Being thrown into the part was stressful but also the most exciting experience. My stomach filled with butterflies the first few times we ran the ballet, especially on premiere night. But as soon as the curtain went up, the butterflies flew away and the moment of dance took over. Symphony in C has been the highlight of my season. I was given the opportunity to work very hard in a limited amount of time on a fantastic ballet. It was a real moment of being a ballerina in a professional company. There was a show to be put on and it had to be stage ready. All the training from the studio, corrections from Nikolaj Hübbe and the other ballet instructors, this is what they are preparing us for. Maybe the toughest part of the job is waiting to find out what or when that moment will be. Anne instructed the rehearsals. We would run the movement without stopping for stamina and stop and go to talk about the details in the movements. From the placement of my wrists, to filling every step to the end of my fingertips and to make sure to show every position clearly. With the surrounding support from my colleagues and the extra smiles and winks from Kizzy, my counterpart, on stage, it only ever felt possible.

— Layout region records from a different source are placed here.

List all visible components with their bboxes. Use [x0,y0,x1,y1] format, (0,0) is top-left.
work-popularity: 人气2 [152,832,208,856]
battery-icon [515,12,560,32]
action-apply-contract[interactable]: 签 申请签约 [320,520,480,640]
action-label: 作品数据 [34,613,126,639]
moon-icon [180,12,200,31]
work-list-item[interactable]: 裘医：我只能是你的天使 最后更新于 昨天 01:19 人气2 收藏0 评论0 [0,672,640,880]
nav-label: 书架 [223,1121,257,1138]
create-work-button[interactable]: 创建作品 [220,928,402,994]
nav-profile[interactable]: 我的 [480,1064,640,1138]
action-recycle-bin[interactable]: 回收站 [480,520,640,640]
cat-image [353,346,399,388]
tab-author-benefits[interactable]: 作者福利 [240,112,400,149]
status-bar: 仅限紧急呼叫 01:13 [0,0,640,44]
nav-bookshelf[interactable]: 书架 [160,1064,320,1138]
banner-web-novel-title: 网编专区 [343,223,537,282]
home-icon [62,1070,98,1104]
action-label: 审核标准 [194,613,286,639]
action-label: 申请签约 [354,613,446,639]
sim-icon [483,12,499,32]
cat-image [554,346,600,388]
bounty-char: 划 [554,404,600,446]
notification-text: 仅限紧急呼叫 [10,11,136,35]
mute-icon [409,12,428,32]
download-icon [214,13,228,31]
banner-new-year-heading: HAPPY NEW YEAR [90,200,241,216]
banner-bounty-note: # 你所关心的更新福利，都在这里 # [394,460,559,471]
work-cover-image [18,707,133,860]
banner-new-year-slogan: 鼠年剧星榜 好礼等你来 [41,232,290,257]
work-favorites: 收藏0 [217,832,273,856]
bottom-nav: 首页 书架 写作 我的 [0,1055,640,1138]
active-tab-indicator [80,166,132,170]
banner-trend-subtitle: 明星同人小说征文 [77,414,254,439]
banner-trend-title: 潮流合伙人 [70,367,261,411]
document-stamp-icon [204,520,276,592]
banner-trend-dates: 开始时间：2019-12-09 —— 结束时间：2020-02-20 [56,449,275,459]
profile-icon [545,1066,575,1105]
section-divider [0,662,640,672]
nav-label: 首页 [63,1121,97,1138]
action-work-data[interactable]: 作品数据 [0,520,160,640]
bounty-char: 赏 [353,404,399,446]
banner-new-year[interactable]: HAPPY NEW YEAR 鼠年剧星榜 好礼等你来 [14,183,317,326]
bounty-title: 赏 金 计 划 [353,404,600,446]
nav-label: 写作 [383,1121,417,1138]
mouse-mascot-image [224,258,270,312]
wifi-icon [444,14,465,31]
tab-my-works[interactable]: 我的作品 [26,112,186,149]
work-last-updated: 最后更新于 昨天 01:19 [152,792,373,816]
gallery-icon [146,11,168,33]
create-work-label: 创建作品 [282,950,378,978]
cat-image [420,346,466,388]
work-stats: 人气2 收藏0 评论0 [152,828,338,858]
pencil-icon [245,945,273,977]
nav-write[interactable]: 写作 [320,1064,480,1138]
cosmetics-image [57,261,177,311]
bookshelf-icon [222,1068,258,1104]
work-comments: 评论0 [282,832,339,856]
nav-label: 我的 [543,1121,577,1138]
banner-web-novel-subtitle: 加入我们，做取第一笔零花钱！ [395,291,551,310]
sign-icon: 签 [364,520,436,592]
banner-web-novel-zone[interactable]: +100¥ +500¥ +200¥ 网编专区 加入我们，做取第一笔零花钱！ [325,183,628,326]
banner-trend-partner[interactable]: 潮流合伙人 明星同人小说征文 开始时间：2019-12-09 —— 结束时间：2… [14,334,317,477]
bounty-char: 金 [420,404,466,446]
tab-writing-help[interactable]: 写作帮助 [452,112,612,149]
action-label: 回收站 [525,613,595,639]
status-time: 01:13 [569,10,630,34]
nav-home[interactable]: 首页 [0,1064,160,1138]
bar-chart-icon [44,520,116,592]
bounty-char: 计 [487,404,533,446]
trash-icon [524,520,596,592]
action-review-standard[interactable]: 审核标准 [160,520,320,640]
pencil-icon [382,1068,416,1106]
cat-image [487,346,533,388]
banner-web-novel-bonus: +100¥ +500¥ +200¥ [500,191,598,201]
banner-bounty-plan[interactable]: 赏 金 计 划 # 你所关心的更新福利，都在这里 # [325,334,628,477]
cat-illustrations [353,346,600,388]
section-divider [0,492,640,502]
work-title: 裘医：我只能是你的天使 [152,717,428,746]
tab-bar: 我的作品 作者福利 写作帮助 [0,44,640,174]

As we continued our performances, due to the amount of injuries in the company for two performances I reversed the steps to dance the other side in first movement. A quick mind challenge. But I thought of it like a switch. Tonight, I hit the left side switch and tomorrow the right. Over the process of Symphony in C, I learned a lot but I know that there is a lot more to work on to keep moving forward. I never walk into the theater thinking today is going to be a typical weekday. I smile at the thought of what the next challenge could be for although tough, the most rewarding.